No, he doesn't explain why. What, do you need to be spoon-fed?
To do this, he acquires a nuclear launch control device, which we'll assume is code named "Joshua" and can be deactivated by forcing it to play a game of tic-tac-toe. During the climax, Hendricks uses the device to fire a Russian nuclear missile at San Francisco before tucking the device inside his briefcase. Ethan Hunt chases Hendricks to the upper level of a parking garage, where, with only minutes left until the missile strikes, Hunt barks out, "I'M TAKING THAT BRIEFCASE." Hendricks responds in the only way he logically can: by leaping several stories to his death, taking the briefcase with him.
Wait a Second ...
Couldn't he have just, you know, tossed the briefcase down there? There was no reason to toss himself along with it, unless his feelings were just really, really hurt by Hunt's rude outburst.
"How dare he offer such impertinence! And while looking so inexplicably youthful!"
Hendricks' strategy is to keep Hunt away from the device long enough for the missile to strike San Francisco. He's willing to sacrifice his own life for this plan, which is commendable, but also entirely pointless. Hunt doesn't care about catching Hendricks at this point, he just cares about the device -- Hendricks could have simply thrown the briefcase down there and tucked away a few levels of Candy Crush while Hunt sprinted off to try to catch the thing in time.

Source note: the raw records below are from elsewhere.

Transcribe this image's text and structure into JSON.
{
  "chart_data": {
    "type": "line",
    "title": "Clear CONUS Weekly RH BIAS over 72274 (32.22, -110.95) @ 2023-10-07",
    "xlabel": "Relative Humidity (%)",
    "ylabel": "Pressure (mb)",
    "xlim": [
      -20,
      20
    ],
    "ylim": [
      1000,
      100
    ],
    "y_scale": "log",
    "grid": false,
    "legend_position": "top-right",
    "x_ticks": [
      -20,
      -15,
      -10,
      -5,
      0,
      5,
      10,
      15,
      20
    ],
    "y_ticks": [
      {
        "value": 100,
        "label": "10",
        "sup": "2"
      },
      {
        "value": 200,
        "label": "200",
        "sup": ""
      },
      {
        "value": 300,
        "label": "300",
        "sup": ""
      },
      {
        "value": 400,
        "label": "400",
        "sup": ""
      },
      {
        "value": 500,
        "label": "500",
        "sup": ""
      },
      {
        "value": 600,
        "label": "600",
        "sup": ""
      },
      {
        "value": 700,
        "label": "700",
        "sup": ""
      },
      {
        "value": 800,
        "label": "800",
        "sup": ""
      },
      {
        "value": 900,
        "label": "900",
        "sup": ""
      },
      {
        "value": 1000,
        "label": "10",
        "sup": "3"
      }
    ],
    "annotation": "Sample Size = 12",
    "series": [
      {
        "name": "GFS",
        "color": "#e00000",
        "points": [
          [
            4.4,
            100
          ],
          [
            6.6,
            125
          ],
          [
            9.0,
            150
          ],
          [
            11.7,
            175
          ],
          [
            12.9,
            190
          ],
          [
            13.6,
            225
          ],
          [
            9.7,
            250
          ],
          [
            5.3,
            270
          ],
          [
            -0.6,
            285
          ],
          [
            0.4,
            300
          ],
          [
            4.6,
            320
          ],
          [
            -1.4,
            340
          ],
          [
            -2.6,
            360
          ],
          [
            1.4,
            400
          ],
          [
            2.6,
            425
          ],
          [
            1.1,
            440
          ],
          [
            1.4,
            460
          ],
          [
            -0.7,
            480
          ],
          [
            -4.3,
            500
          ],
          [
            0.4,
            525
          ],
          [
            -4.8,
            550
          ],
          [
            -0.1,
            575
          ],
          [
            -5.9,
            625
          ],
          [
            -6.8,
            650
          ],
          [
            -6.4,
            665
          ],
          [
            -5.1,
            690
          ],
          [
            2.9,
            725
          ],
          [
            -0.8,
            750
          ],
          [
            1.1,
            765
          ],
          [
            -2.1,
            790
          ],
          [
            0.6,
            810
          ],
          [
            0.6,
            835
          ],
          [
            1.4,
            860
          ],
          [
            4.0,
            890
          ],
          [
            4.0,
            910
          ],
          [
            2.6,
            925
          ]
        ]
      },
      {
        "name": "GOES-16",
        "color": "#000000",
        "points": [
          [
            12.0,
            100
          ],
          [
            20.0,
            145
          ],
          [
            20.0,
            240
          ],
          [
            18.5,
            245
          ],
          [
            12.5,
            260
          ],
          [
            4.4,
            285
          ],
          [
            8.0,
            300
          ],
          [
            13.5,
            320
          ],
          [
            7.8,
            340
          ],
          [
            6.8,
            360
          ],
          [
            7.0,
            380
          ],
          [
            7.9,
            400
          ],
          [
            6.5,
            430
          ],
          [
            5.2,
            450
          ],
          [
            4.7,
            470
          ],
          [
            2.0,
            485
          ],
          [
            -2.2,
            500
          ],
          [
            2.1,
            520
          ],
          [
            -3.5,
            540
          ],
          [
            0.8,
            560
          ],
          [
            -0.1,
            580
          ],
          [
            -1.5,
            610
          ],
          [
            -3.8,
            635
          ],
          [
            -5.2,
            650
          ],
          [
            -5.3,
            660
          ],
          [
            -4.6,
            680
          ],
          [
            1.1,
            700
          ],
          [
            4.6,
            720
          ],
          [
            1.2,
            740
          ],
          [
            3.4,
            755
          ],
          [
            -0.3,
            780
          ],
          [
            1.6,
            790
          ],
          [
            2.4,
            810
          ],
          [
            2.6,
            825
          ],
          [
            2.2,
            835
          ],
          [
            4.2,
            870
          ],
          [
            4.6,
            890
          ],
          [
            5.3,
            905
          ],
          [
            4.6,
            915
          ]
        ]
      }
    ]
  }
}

Obviously, Hendricks' decision backfires in a huge way when Hunt plunges down several stories inside a car ...
Cruise drove the car horizontally; they built the set sideways.
... and manages to crawl over to the device and stop the missile in the nick of time.
Ten minutes after it was launched. It's a weird plot.
Had Hendricks not made that irrationally deadly jump, he could have at least tried to stop Hunt -- drive another car down there, pee on him a little, we don't know. Instead, he was too dead to do anything but lie there, being dead.